Dabei ist der Sandmann in seiner jetzigen Form schon der dritte Entwurf. Der erste, der Ur-Sandmann, sagt Kujas, ist irgendwie verschwunden. Er vermutet: „Der war so schlecht, dass der Vater des Sandmanns, Gerhard Behrendt, ihn gleich wieder aus dem Verkehr gezogen hat. Keiner hat ihn je wieder gesehen.“ Der zweite war besser, aber noch etwas klobig. Erst der dritte Entwurf flimmert auch heute noch fast unverändert über die Bildschirme. Bis zu 8.000 Euro ist eine solche originale Sandmann-Puppe heute wert.
Die Zeiger der Fernsehuhr stehen auf 18.50 Uhr: „Sandmann, lieber Sandmann, es ist noch nicht soweit. Wir senden erst den Abendgruß, ehe jedes Kind ins Bettchen muss.“ Am abendlichen Sandmann- Ritual erfreut sich inzwischen die vierte Generation. „Früher“, sagt Winfried Kujas, „war es fest in den abendlichen Tagesablauf vieler Familien integriert.“ Waschen, Abendbrot, Sandmann, Bett. Uhr und Musik durften auf keinen Fall geändert werden. „Die Kinder“, sagt Kujas „haben sich die Zeigerstellung der Uhr eingeprägt, so wie sie sowieso schnell Fehler merken.“ Erwachsene, die Programme für Kinder machen, müssten daher höllisch aufpassen. Heute, meint Kujas, wird da oft geschludert.
Auf mehr als 250 verschiedenen Transportmitteln fliegt, fährt, reitet, schwebt der Sandmann ins abendliche Wohnzimmer, mal auf einem Orientteppich, mal in der Rakete, dann wieder auf dem Skateboard. Kujas Favorit ist das Feuervogel-Ensemble, eine Pferdetroika mit wunderschönem russischem Hintergrund. Überhaupt sind die Kulissen und die Fantasie ihrer Hersteller der ganze Stolz Kujas’. Immer hatte das Szenenbild einen Bezug zum Alltag der Menschen in ihren Regionen. Da kam der Sandmann im Spreewaldkahn, fuhr an Containerschiffen im Rostocker Überseehafen vorbei, mit dem Schlitten das Oberhofer Panoramahotel herunter oder auf dem Schiff durch das Schiffshebewerk Niederfinow, das für die Kulisse originalgetreu nachgebaut wurde.
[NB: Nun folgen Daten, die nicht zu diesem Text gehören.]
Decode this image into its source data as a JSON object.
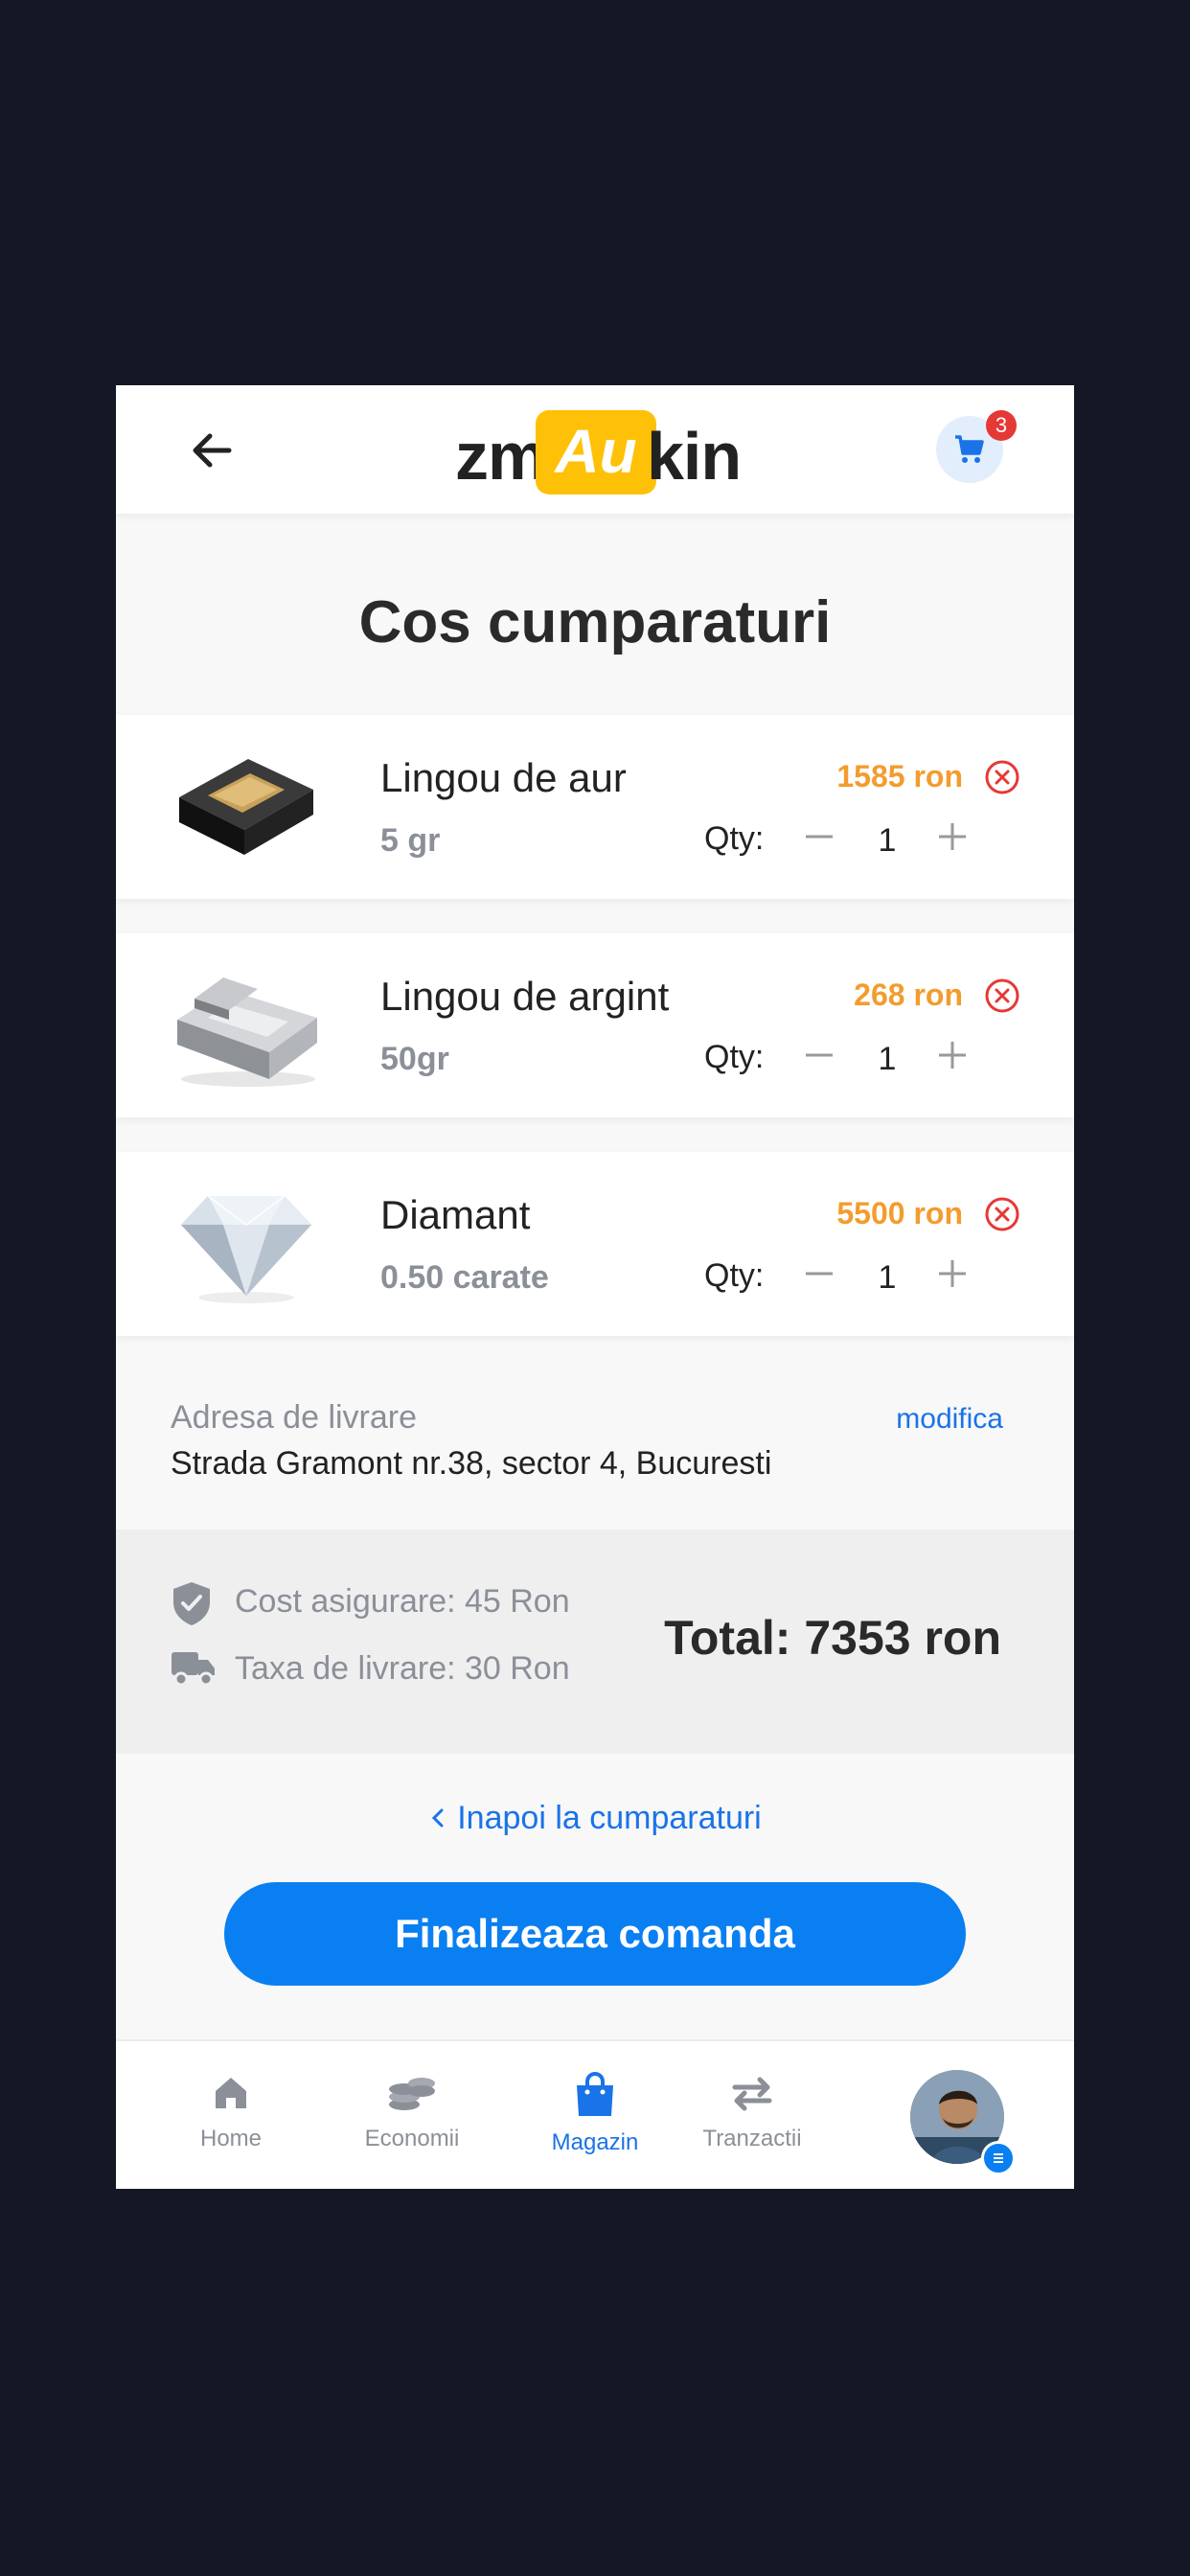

Inzwischen war er aber auch in der Loreley oder zum 50. Jubiläum sogar im Schwarzwald.
Zwar hat der Sandmann sich als Koproduktion der drei Rundfunkanstalten RBB, MDR und NDR im gesamtdeutschen Fernsehen etabliert. Mehr als eine Million Zuschauer sind es jeden Abend. Doch auch er musste in der Wendezeit einige Federn lassen. Die dreieinhalb Minuten lange Sandmann-Rahmenhandlung ist auf einen 30-Sekunden-Einführer geschrumpft, der Abendgruß – früher sechs Minuten lang – dauert heute gerade dreieinhalb Minuten. Zu kurz, findet Kujas, die Kinder könnten sich gar nicht richtig darauf einstellen. Auch die Dekorationen wurden spärlicher.
Kujas hat den Wechsel hautnah erlebt, Ende Dezember 1991 in den Adlershofer Studios das „Licht ausgemacht“. Da wusste er aber schon, dass es weitergehen würde. Wie – das wusste er nicht. Anfangs habe man in Babelsberg nachts gedreht, geschnitten und auf Bänder überspielt. Vier Studios gab es in Adlershof, die Kinderfernsehen machten, in Babelsberg startete die eigens gegründete GmbH in einer Baracke. Dekorationen verschwanden, Handpuppen auch – manchmal einfach achtlos entsorgt. „Schrecklich”, fand der heute 72-Jährige diese Zeit. Das Archiv konnten Kujas und seine Kollegen aber retten.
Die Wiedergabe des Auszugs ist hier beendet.